Employers who fail to meet the new duty to prevent sexual harassment face serious financial and reputational risks. If an employee wins a sexual harassment claim in the Employment Tribunal and the employer is found to have failed to take reasonable steps to prevent it, any award may be uplifted by 25%. With no cap on awards for sexual harassment, this uplift can be particularly damaging.
Additionally, the Equality and Human Rights Commission (EHRC) can investigate businesses and enforce compliance, adding further pressure on employers.
The hospitality and leisure industry, with its high customer interaction and environments like bars, pubs, and night shifts, is especially at risk of such claims.
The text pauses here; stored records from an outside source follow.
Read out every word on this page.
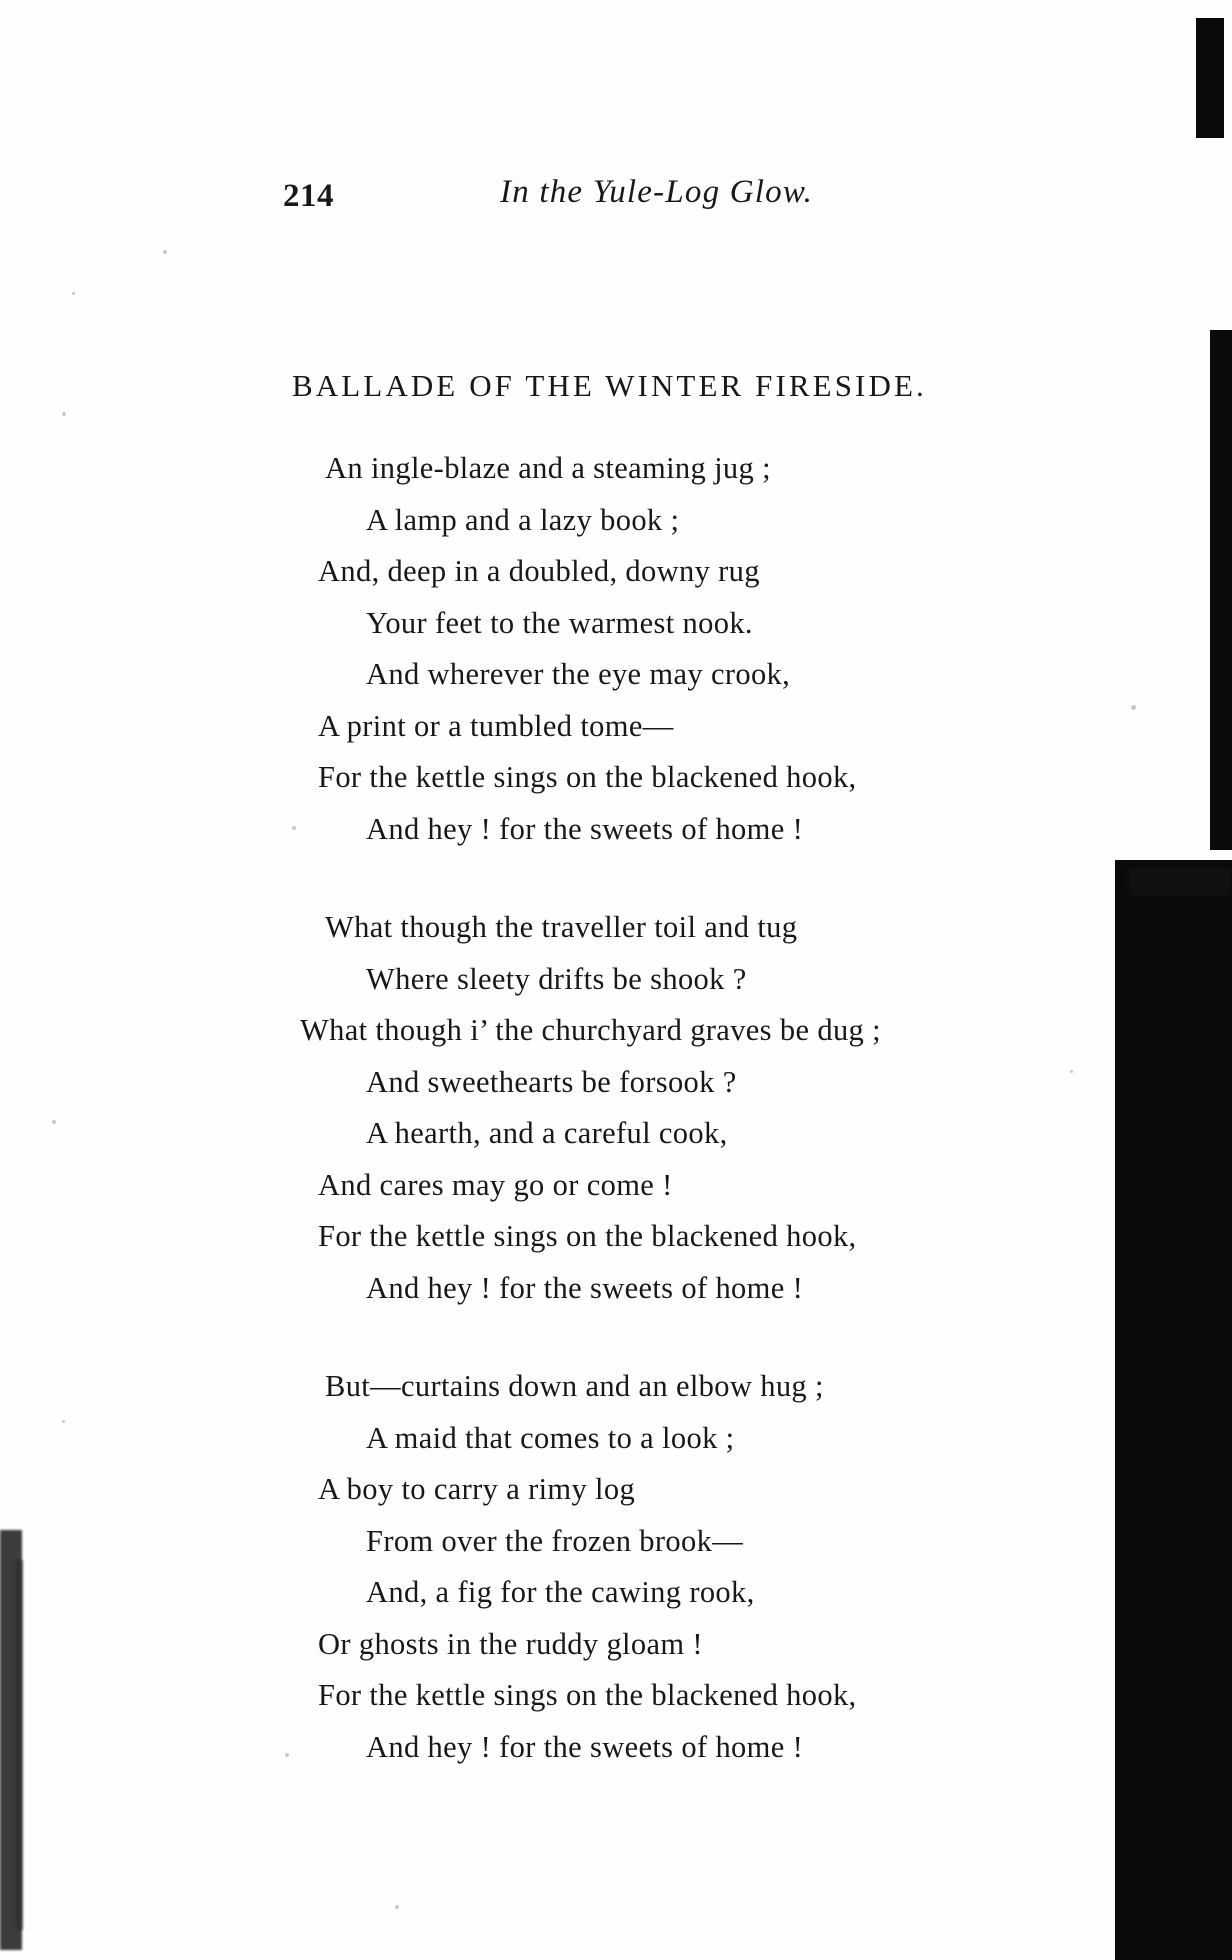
214	In the Yule-Log Glow.
BALLADE OF THE WINTER FIRESIDE.
An ingle-blaze and a steaming jug ;
A lamp and a lazy book ;
And, deep in a doubled, downy rug
Your feet to the warmest nook.
And wherever the eye may crook,
A print or a tumbled tome—
For the kettle sings on the blackened hook,
And hey ! for the sweets of home !
What though the traveller toil and tug
Where sleety drifts be shook ?
What though i’ the churchyard graves be dug ;
And sweethearts be forsook ?
A hearth, and a careful cook,
And cares may go or come !
For the kettle sings on the blackened hook,
And hey ! for the sweets of home !
But—curtains down and an elbow hug ;
A maid that comes to a look ;
A boy to carry a rimy log
From over the frozen brook—
And, a fig for the cawing rook,
Or ghosts in the ruddy gloam !
For the kettle sings on the blackened hook,
And hey ! for the sweets of home !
Employers may also be held responsible for sexual harassment committed by employees "in the course of employment," which can extend to incidents outside regular work hours, such as after-work social events or parties.
While an employee cannot bring a standalone claim for third-party harassment in the Employment Tribunal, employers are still obligated to prevent sexual harassment by third parties, including customers.
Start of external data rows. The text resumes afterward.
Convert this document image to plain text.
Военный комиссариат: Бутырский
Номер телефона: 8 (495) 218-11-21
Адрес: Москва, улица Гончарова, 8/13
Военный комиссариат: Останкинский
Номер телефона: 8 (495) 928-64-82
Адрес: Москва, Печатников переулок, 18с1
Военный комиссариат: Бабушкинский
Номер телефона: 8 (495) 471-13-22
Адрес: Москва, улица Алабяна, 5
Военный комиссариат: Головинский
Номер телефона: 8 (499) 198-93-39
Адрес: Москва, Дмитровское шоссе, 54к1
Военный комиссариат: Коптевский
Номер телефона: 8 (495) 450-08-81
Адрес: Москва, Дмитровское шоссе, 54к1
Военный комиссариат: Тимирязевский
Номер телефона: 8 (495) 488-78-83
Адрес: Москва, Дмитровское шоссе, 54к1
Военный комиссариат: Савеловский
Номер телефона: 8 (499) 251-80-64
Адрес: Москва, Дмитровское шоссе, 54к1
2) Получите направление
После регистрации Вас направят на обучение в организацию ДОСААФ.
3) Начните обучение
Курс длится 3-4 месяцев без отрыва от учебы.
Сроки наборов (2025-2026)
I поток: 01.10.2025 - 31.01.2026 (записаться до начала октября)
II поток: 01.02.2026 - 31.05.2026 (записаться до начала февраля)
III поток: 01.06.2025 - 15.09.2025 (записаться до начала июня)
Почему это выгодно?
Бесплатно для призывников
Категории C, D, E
The steps an employer takes to prevent harassment must be reasonable based on factors such as the employer's size, resources, sector, and likelihood of contact with third parties. Harassment from third parties is particularly challenging in the hospitality and leisure industries due to the customer-facing nature of the work.
The increased obligations come at a time when high-profile allegations of sexual misconduct are being made, including against former employees of Mohammed Al Fayed, highlighting the ongoing risks.
The EHRC has identified power imbalances, especially when employees feel intimidated by influential clients or senior workers, as a key factor in increased sexual harassment risks.
These cases underscore the importance of creating a safe and supportive work environment where employees feel empowered to report misconduct.